The season that an earthquake occurs could affect the extent of ground failure and destruction that the event brings, according to a new look at two historical earthquakes that occurred about 100 years ago near Almaty, Kazakhstan.
In a paper published in Seismological Research Letters, researchers conclude that the June 1887 magnitude 7.3 Verny earthquake and the nearby January 1911 magnitude 7.8 Kemin earthquake likely produced similar shaking. However, the 1911 earthquake caused significantly more ground failure, probably due to a shallow frozen ground layer that was present during the winter months.
The frozen layer may have inhibited the drainage of pore-pressure excess through the surface during the earthquake, causing liquefaction at depth.

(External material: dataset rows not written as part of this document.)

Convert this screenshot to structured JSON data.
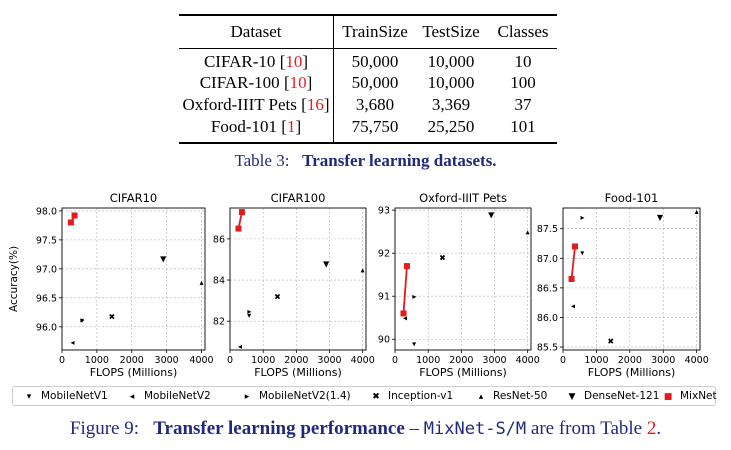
{
  "table": {
    "headers": [
      "Dataset",
      "TrainSize",
      "TestSize",
      "Classes"
    ],
    "rows": [
      {
        "name": "CIFAR-10",
        "ref": "10",
        "train": "50,000",
        "test": "10,000",
        "classes": "10"
      },
      {
        "name": "CIFAR-100",
        "ref": "10",
        "train": "50,000",
        "test": "10,000",
        "classes": "100"
      },
      {
        "name": "Oxford-IIIT Pets",
        "ref": "16",
        "train": "3,680",
        "test": "3,369",
        "classes": "37"
      },
      {
        "name": "Food-101",
        "ref": "1",
        "train": "75,750",
        "test": "25,250",
        "classes": "101"
      }
    ],
    "caption_prefix": "Table 3:",
    "caption_title": "Transfer learning datasets."
  },
  "figure": {
    "caption_prefix": "Figure 9:",
    "caption_title": "Transfer learning performance",
    "caption_dash": "–",
    "caption_code": "MixNet-S/M",
    "caption_suffix": "are from Table",
    "caption_ref": "2",
    "caption_end": "."
  },
  "legend": [
    {
      "label": "MobileNetV1",
      "marker": "▾"
    },
    {
      "label": "MobileNetV2",
      "marker": "◂"
    },
    {
      "label": "MobileNetV2(1.4)",
      "marker": "▸"
    },
    {
      "label": "Inception-v1",
      "marker": "✖"
    },
    {
      "label": "ResNet-50",
      "marker": "▴"
    },
    {
      "label": "DenseNet-121",
      "marker": "▼"
    },
    {
      "label": "MixNet",
      "marker": "■"
    }
  ],
  "colors": {
    "accent": "#e41a1c",
    "caption": "#1f2a7a"
  },
  "chart_data": [
    {
      "type": "scatter",
      "title": "CIFAR10",
      "xlabel": "FLOPS (Millions)",
      "ylabel": "Accuracy(%)",
      "xlim": [
        0,
        4100
      ],
      "ylim": [
        95.6,
        98.05
      ],
      "xticks": [
        0,
        1000,
        2000,
        3000,
        4000
      ],
      "yticks": [
        96.0,
        96.5,
        97.0,
        97.5,
        98.0
      ],
      "ytick_labels": [
        "96.0",
        "96.5",
        "97.0",
        "97.5",
        "98.0"
      ],
      "grid": true,
      "points": [
        {
          "model": "MobileNetV1",
          "x": 575,
          "y": 96.12
        },
        {
          "model": "MobileNetV2",
          "x": 300,
          "y": 95.74
        },
        {
          "model": "MobileNetV2(1.4)",
          "x": 585,
          "y": 96.13
        },
        {
          "model": "Inception-v1",
          "x": 1430,
          "y": 96.18
        },
        {
          "model": "ResNet-50",
          "x": 4000,
          "y": 96.77
        },
        {
          "model": "DenseNet-121",
          "x": 2900,
          "y": 97.18
        }
      ],
      "mixnet": [
        {
          "x": 256,
          "y": 97.8
        },
        {
          "x": 360,
          "y": 97.92
        }
      ]
    },
    {
      "type": "scatter",
      "title": "CIFAR100",
      "xlabel": "FLOPS (Millions)",
      "ylabel": "",
      "xlim": [
        0,
        4100
      ],
      "ylim": [
        80.6,
        87.5
      ],
      "xticks": [
        0,
        1000,
        2000,
        3000,
        4000
      ],
      "yticks": [
        82,
        84,
        86
      ],
      "ytick_labels": [
        "82",
        "84",
        "86"
      ],
      "grid": true,
      "points": [
        {
          "model": "MobileNetV1",
          "x": 575,
          "y": 82.3
        },
        {
          "model": "MobileNetV2",
          "x": 300,
          "y": 80.8
        },
        {
          "model": "MobileNetV2(1.4)",
          "x": 585,
          "y": 82.5
        },
        {
          "model": "Inception-v1",
          "x": 1430,
          "y": 83.2
        },
        {
          "model": "ResNet-50",
          "x": 4000,
          "y": 84.5
        },
        {
          "model": "DenseNet-121",
          "x": 2900,
          "y": 84.8
        }
      ],
      "mixnet": [
        {
          "x": 256,
          "y": 86.5
        },
        {
          "x": 360,
          "y": 87.3
        }
      ]
    },
    {
      "type": "scatter",
      "title": "Oxford-IIIT Pets",
      "xlabel": "FLOPS (Millions)",
      "ylabel": "",
      "xlim": [
        0,
        4100
      ],
      "ylim": [
        89.75,
        93.05
      ],
      "xticks": [
        0,
        1000,
        2000,
        3000,
        4000
      ],
      "yticks": [
        90,
        91,
        92,
        93
      ],
      "ytick_labels": [
        "90",
        "91",
        "92",
        "93"
      ],
      "grid": true,
      "points": [
        {
          "model": "MobileNetV1",
          "x": 575,
          "y": 89.9
        },
        {
          "model": "MobileNetV2",
          "x": 300,
          "y": 90.5
        },
        {
          "model": "MobileNetV2(1.4)",
          "x": 585,
          "y": 91.0
        },
        {
          "model": "Inception-v1",
          "x": 1430,
          "y": 91.9
        },
        {
          "model": "ResNet-50",
          "x": 4000,
          "y": 92.5
        },
        {
          "model": "DenseNet-121",
          "x": 2900,
          "y": 92.9
        }
      ],
      "mixnet": [
        {
          "x": 256,
          "y": 90.6
        },
        {
          "x": 360,
          "y": 91.7
        }
      ]
    },
    {
      "type": "scatter",
      "title": "Food-101",
      "xlabel": "FLOPS (Millions)",
      "ylabel": "",
      "xlim": [
        0,
        4100
      ],
      "ylim": [
        85.45,
        87.85
      ],
      "xticks": [
        0,
        1000,
        2000,
        3000,
        4000
      ],
      "yticks": [
        85.5,
        86.0,
        86.5,
        87.0,
        87.5
      ],
      "ytick_labels": [
        "85.5",
        "86.0",
        "86.5",
        "87.0",
        "87.5"
      ],
      "grid": true,
      "points": [
        {
          "model": "MobileNetV1",
          "x": 575,
          "y": 87.1
        },
        {
          "model": "MobileNetV2",
          "x": 300,
          "y": 86.2
        },
        {
          "model": "MobileNetV2(1.4)",
          "x": 585,
          "y": 87.7
        },
        {
          "model": "Inception-v1",
          "x": 1430,
          "y": 85.6
        },
        {
          "model": "ResNet-50",
          "x": 4000,
          "y": 87.8
        },
        {
          "model": "DenseNet-121",
          "x": 2900,
          "y": 87.7
        }
      ],
      "mixnet": [
        {
          "x": 256,
          "y": 86.65
        },
        {
          "x": 360,
          "y": 87.2
        }
      ]
    }
  ]
}
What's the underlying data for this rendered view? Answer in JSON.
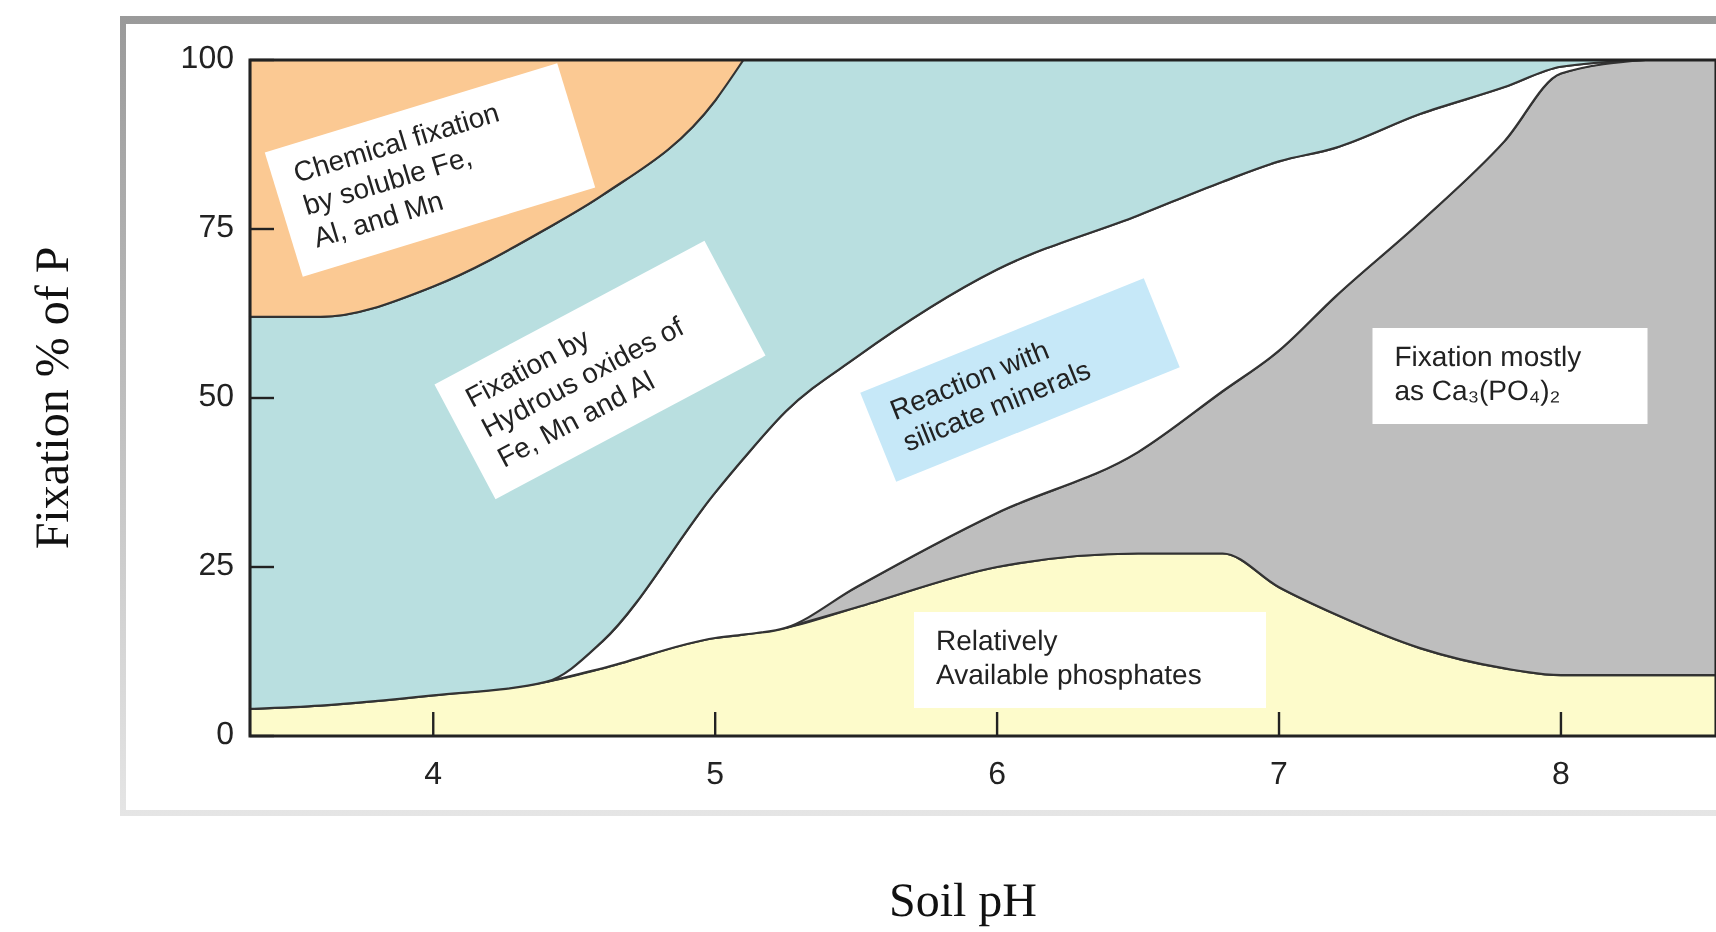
{
  "chart_data": {
    "type": "area",
    "stacked": true,
    "xlabel": "Soil pH",
    "ylabel": "Fixation % of P",
    "x": [
      3.35,
      3.6,
      4.0,
      4.4,
      4.6,
      5.0,
      5.1,
      5.25,
      5.5,
      6.0,
      6.5,
      6.8,
      7.0,
      7.2,
      7.5,
      7.8,
      8.0,
      8.3,
      8.55
    ],
    "series": [
      {
        "color": "#fdfbcb",
        "values": [
          4,
          4.5,
          6,
          8,
          10,
          14.5,
          15,
          16,
          19,
          25,
          27,
          27,
          22,
          18,
          13,
          10,
          9,
          9,
          9
        ]
      },
      {
        "color": "#bebebe",
        "values": [
          null,
          null,
          null,
          null,
          null,
          null,
          null,
          0,
          3,
          8,
          15,
          24,
          35,
          47,
          63,
          78,
          89,
          91,
          91
        ]
      },
      {
        "color": "#ffffff",
        "values": [
          null,
          null,
          null,
          0,
          4,
          21.5,
          26,
          32,
          34,
          36,
          35,
          31,
          28,
          22,
          16,
          8,
          1,
          0,
          null
        ]
      },
      {
        "color": "#b9dfe0",
        "values": [
          58,
          57.5,
          60.5,
          67,
          66,
          58,
          59,
          52,
          44,
          31,
          23,
          18,
          15,
          13,
          8,
          4,
          1,
          0,
          null
        ]
      },
      {
        "color": "#fbc993",
        "values": [
          38,
          38,
          33.5,
          25,
          20,
          6,
          0,
          null,
          null,
          null,
          null,
          null,
          null,
          null,
          null,
          null,
          null,
          null,
          null
        ]
      }
    ],
    "xlim": [
      3.35,
      8.55
    ],
    "ylim": [
      0,
      100
    ],
    "xticks": [
      4,
      5,
      6,
      7,
      8
    ],
    "yticks": [
      0,
      25,
      50,
      75,
      100
    ],
    "grid": false,
    "annotations": [
      "Chemical fixation\nby soluble Fe,\nAl, and Mn",
      "Fixation by\nHydrous oxides of\nFe, Mn and Al",
      "Reaction with\nsilicate minerals",
      "Fixation mostly\nas Ca₃(PO₄)₂",
      "Relatively\nAvailable phosphates"
    ]
  }
}
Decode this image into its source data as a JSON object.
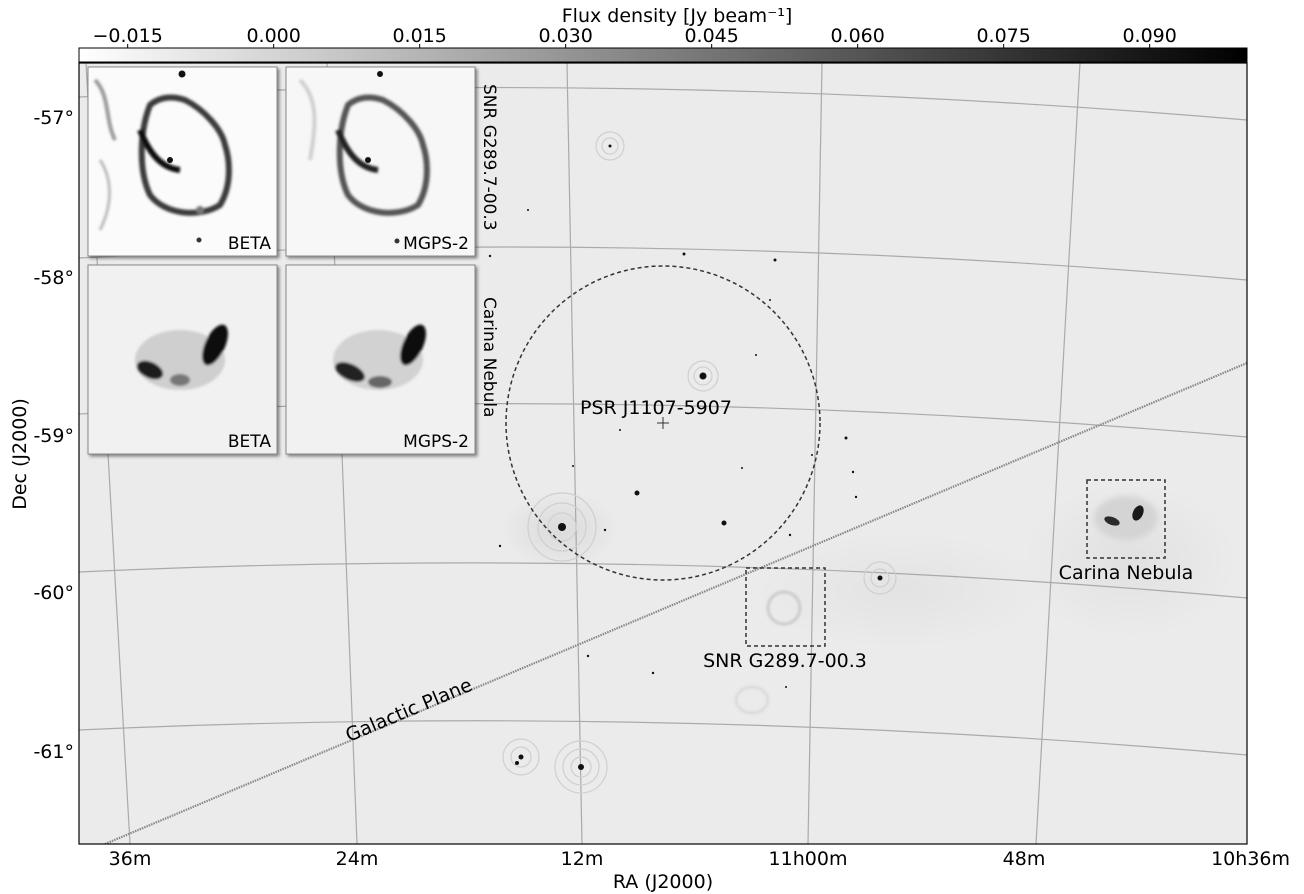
{
  "chart_data": {
    "type": "heatmap",
    "colorbar": {
      "label": "Flux density [Jy beam⁻¹]",
      "ticks": [
        "−0.015",
        "0.000",
        "0.015",
        "0.030",
        "0.045",
        "0.060",
        "0.075",
        "0.090"
      ],
      "tick_values": [
        -0.015,
        0.0,
        0.015,
        0.03,
        0.045,
        0.06,
        0.075,
        0.09
      ],
      "range": [
        -0.02,
        0.1
      ],
      "colors": [
        "#ffffff",
        "#000000"
      ]
    },
    "xlabel": "RA (J2000)",
    "ylabel": "Dec (J2000)",
    "x_ticks": [
      "36m",
      "24m",
      "12m",
      "11h00m",
      "48m",
      "10h36m"
    ],
    "y_ticks": [
      "-57°",
      "-58°",
      "-59°",
      "-60°",
      "-61°"
    ],
    "grid": true,
    "annotations": {
      "pulsar": "PSR J1107-5907",
      "snr": "SNR G289.7-00.3",
      "carina": "Carina Nebula",
      "galactic_plane": "Galactic Plane"
    },
    "insets": [
      {
        "label": "BETA",
        "group": "SNR G289.7-00.3"
      },
      {
        "label": "MGPS-2",
        "group": "SNR G289.7-00.3"
      },
      {
        "label": "BETA",
        "group": "Carina Nebula"
      },
      {
        "label": "MGPS-2",
        "group": "Carina Nebula"
      }
    ],
    "inset_group_labels": [
      "SNR G289.7-00.3",
      "Carina Nebula"
    ]
  }
}
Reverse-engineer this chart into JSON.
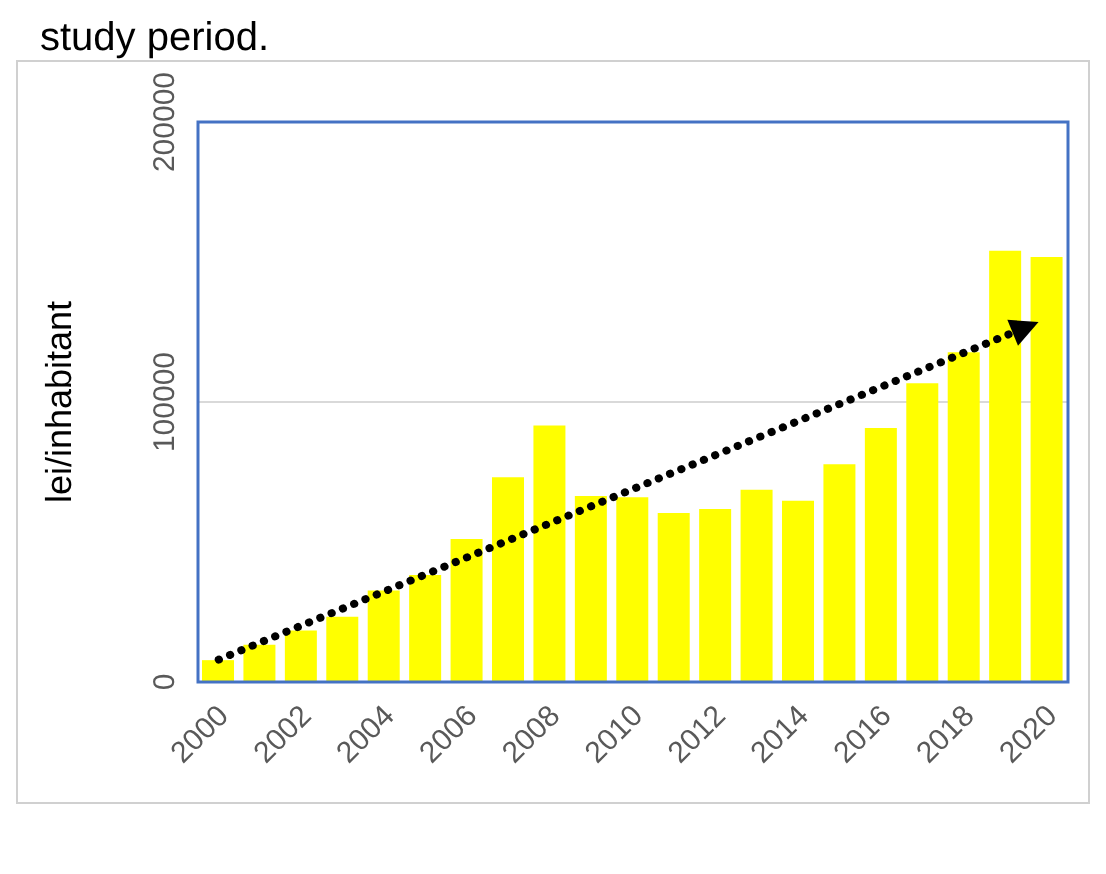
{
  "chart_data": {
    "type": "bar",
    "ylabel": "lei/inhabitant",
    "annotations": [
      "study period."
    ],
    "categories": [
      "2000",
      null,
      "2002",
      null,
      "2004",
      null,
      "2006",
      null,
      "2008",
      null,
      "2010",
      null,
      "2012",
      null,
      "2014",
      null,
      "2016",
      null,
      "2018",
      null,
      "2020"
    ],
    "series": [
      {
        "color": "#ffff00",
        "values": [
          7800,
          13300,
          18400,
          23300,
          32700,
          38200,
          51100,
          73100,
          91600,
          66400,
          66000,
          60400,
          61800,
          68700,
          64700,
          77800,
          90700,
          106700,
          117800,
          154000,
          151800
        ]
      }
    ],
    "ylim": [
      0,
      200000
    ],
    "yticks": [
      0,
      100000,
      200000
    ],
    "grid": "y",
    "legend": false
  }
}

In effect, the frozen layer extending about one meter below the surface "was a sealant layer that was not allowing the pore pressure to diffuse," explained Stefano Parolai, a co-author of the paper at the Istituto Nazionale di Oceanografia e di Geofisica Sperimentale in Italy.
The findings suggest seismologists should incorporate potential seasonal differences in soil characteristics "as they are making probabilistic liquefaction or ground failure assessments," added co-author Denis Sandron, also at the Istituto Nazionale.
The effect of frozen ground on ground deformation is already calculated for some types of infrastructure such as oil pipelines in Alaska, but Parolai said the Kazakhstan study shows the importance of considering these effects in urban areas as well, especially when it can become a seasonal effect.
The Verny (Verny is the former name of Almaty) earthquake destroyed nearly all of the town's adobe buildings and killed 300 people in 1887. The Kemin earthquake, which took place about 40 kilometers from Verny, caused a surprising amount of widespread ground failure and destruction and 390 deaths.
Parolai and his colleagues reviewed historical records of the two earthquakes as part of a larger project studying site effects and seismic risk in central Asia led by the GFZ German Research Centre for Geosciences. The two Almaty earthquakes, including their secondary effects such as landslides, "were very well documented by expeditions of the Mining Department of Russia and the Russian Mining Society at the time," Parolai said.
The differences in ground failure between the two earthquakes were perplexing to the researchers. The fact that the two earthquakes had taken place at different times of year prompted Sandron and his colleagues to consider whether frozen ground might have been a factor in ground failure, as previous researchers had noted for the 1964 magnitude 9.2 Great Alaska earthquake.
To explore this idea, the research team created computer simulations of the earthquakes using different models of the soil profile that would affect the velocity of seismic waves passing through them, along with temperature data (more than 100 years of temperature recordings exist for Almaty) to determine whether it would be likely to have a frozen layer of ground at shallow depth during January.
One of the other challenges, said co-author Rami Alshembari ,formerly of the International Centre for Theoretical Physics in Italy and currently at the University of Exeter in the United Kingdom, was finding a way to include appropriate strong motion data recordings in the simulations, since "of course there were no digital recordings of these two earthquakes. We had to choose the most reasonable and robust studies for input of strong motion," finally settling on data taken from the 1999 magnitude 7.6 Chi-Chi earthquake in Taiwan, appropriately modified, as being most similar to the Almaty earthquakes.
Models that included a one-meter deep frozen layer as a seal against pore pressure draining were the best fit for the ground failure seen in the Kemin earthquake, they concluded. Although the researchers suspected that a frozen layer could be the culprit, Parolai said they were surprised by the strength of the effect.
The findings suggest that other seismologists should consider seasonality in their site effect studies, he noted. "Even in materials where we would not expect this effect, due to local conditions and temperatures it could happen."
"Without this good documentation, probably we would not have noticed this effect," said Parolai. "This is telling us that good data taken in the past can be very precious in 100 years."